Config TC↑ FC↑ BG-SSIM↑ Description
Full NOVA 0.935 0.882 0.917 Full model
w/o Dense Branch 0.920 0.841 0.807 Background hallucinations
w/o Consistency Inf. 0.92 0.85 0.88 Independent edit styles inconsistent
Blurred Dense Input 0.933 0.878 0.910 Still recovers details

Key Findings

  • NOVA achieves a success rate (SR) of 93%, 13% higher than LoRA-Edit (80%) which requires fine-tuning.
  • The dense branch is crucial for background preservation: removing it drops BG-SSIM from 0.917 → 0.807.
  • Even with blurred dense branch inputs, the model recovers clearer backgrounds—demonstrating guided synthesis over simple duplication.
  • Robust to keyframe intervals between 8-20, without overfitting to the training interval of 10.
  • Performance remains stable when switching editing models (FLUX → Qwen-Image-Edit), showing framework versatility.

Highlights & Insights

  • Sparse/Dense Decoupling is a key conceptual innovation: effectively separating control and synthesis into independent paths for the first time in video editing.
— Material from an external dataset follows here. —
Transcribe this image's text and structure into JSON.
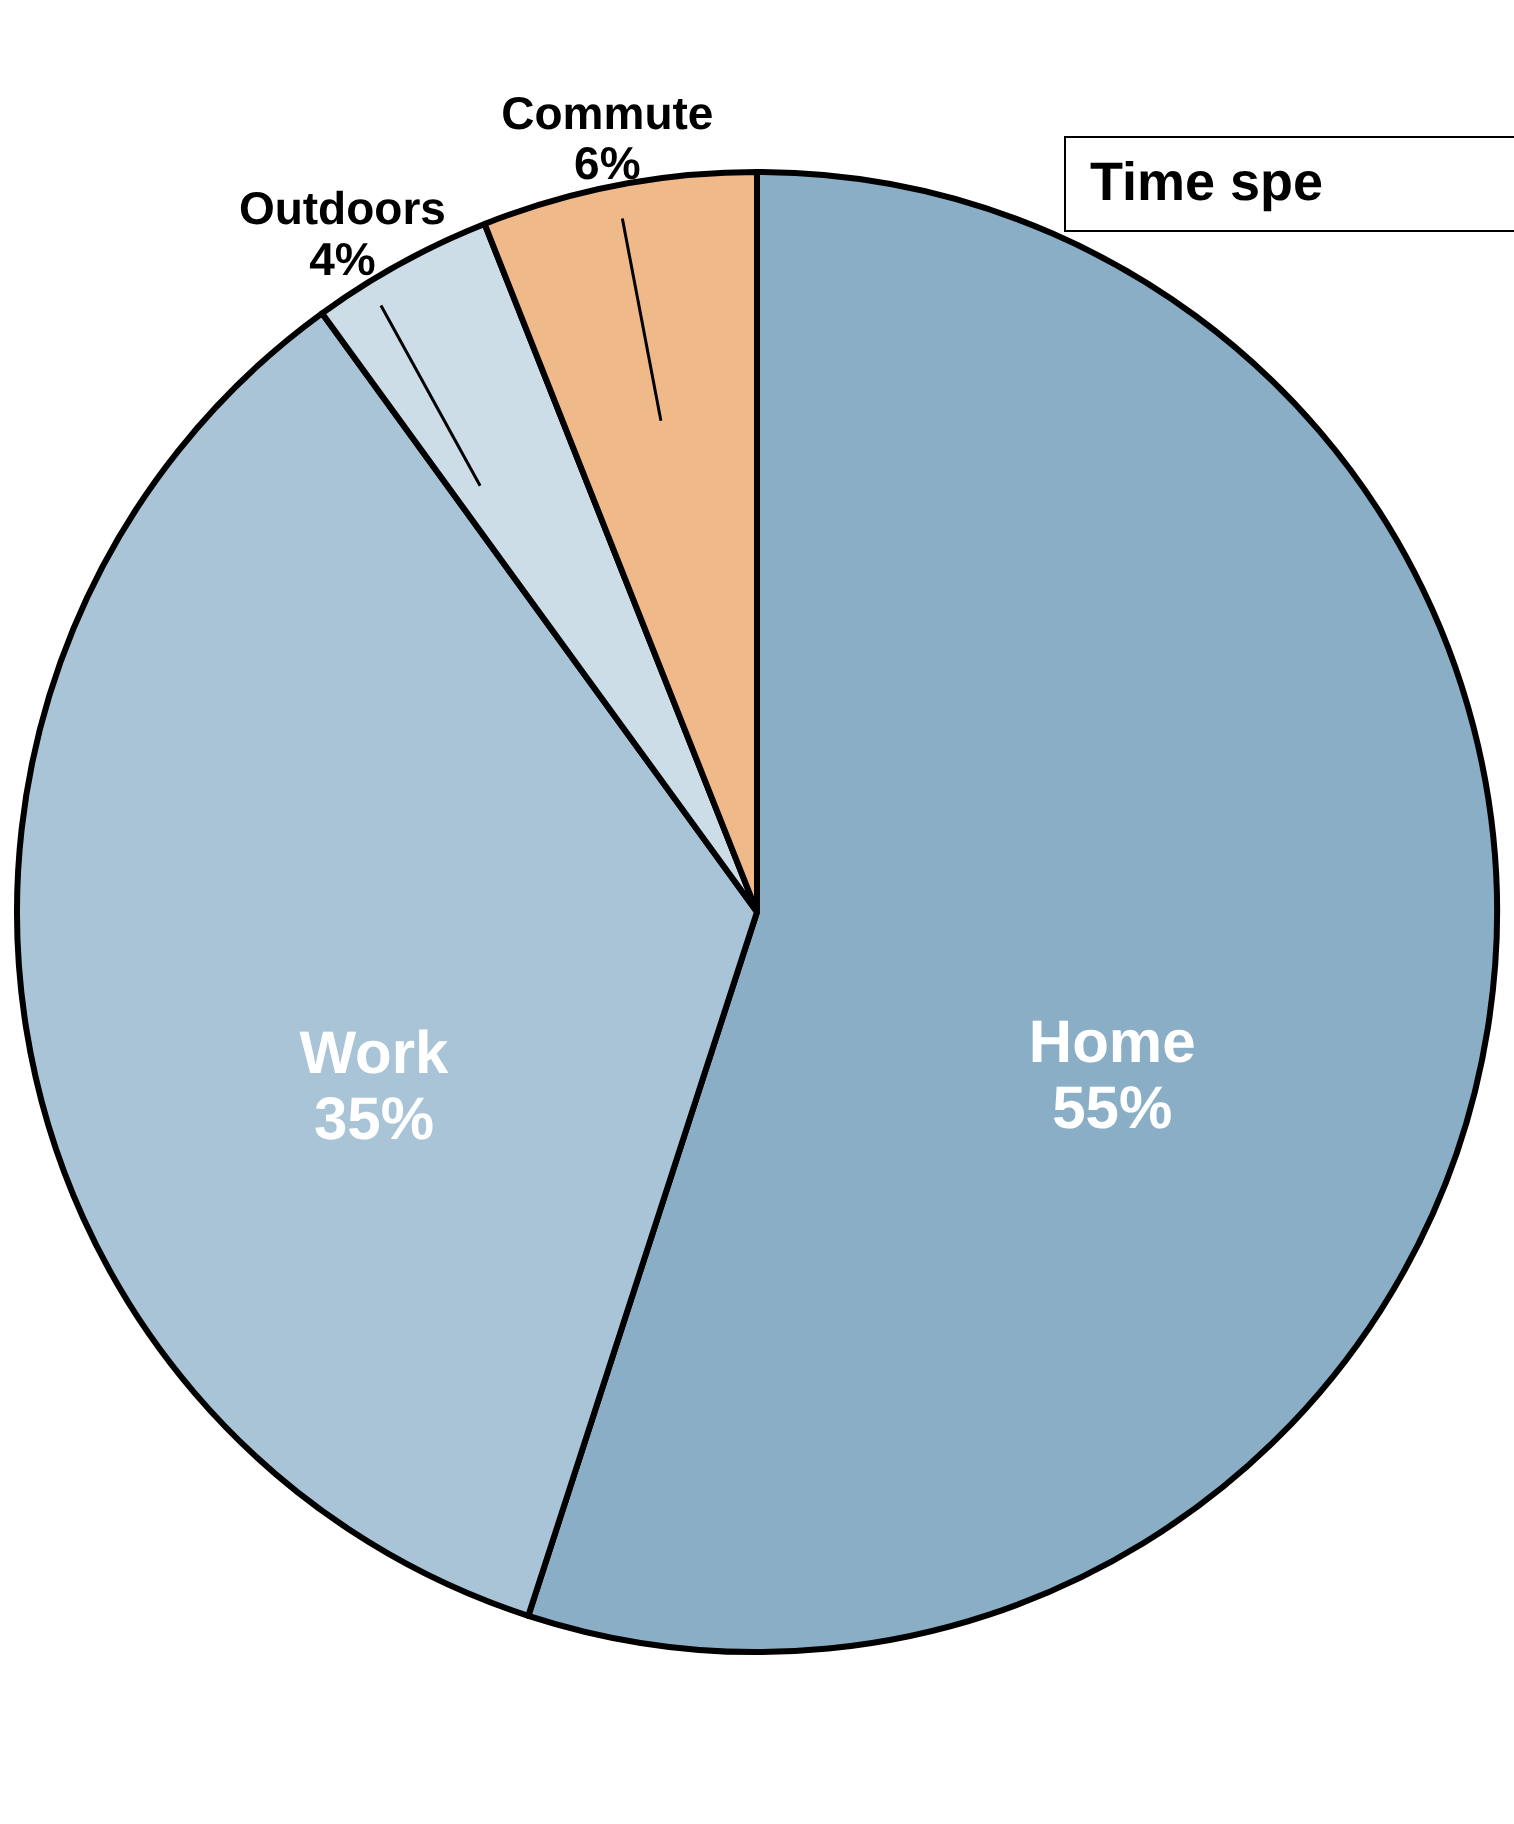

This architectural idea could extend to image and 3D editing.
  • Degradation Simulation Training cleverly uses unpaired data to achieve self-supervision: by simulating editing artifacts and background mismatches, the model learns to fix them.
  • Guided Synthesis in Dense Branch: Experiments prove it is not simple copying but generation with physical understanding—providing insights into the capabilities of diffusion models.

Limitations & Future Work

  • Performance depends on the quality of edited keyframes; current image editing models still have limitations on complex edits.
  • Trained on only 5,000 videos; scale is limited.
  • No support for text-driven global style transfer editing yet.
  • vs. VACE: Unified framework where control and synthesis are coupled; NOVA's decoupling yields better results.
  • vs. I2VEdit/LoRA-Edit: These require per-video LoRA tuning and lack scalability; NOVA requires no tuning.
  • vs. Senorita-2M: Uses 5B parameters and large-scale paired data; NOVA surpasses it with 1.3B parameters and no paired data.

Rating

  • Novelty: ⭐⭐⭐⭐⭐ First formalization of Sparse Control/Dense Synthesis paradigm; ingenious degradation training.
  • Experimental Thoroughness: ⭐⭐⭐⭐ Multiple baselines + various metrics + user studies + ablations.
  • Writing Quality: ⭐⭐⭐⭐ Clear problem decomposition and well-motivated architecture.
  • Value: ⭐⭐⭐⭐⭐ Provides a scalable pair-free training framework for video editing.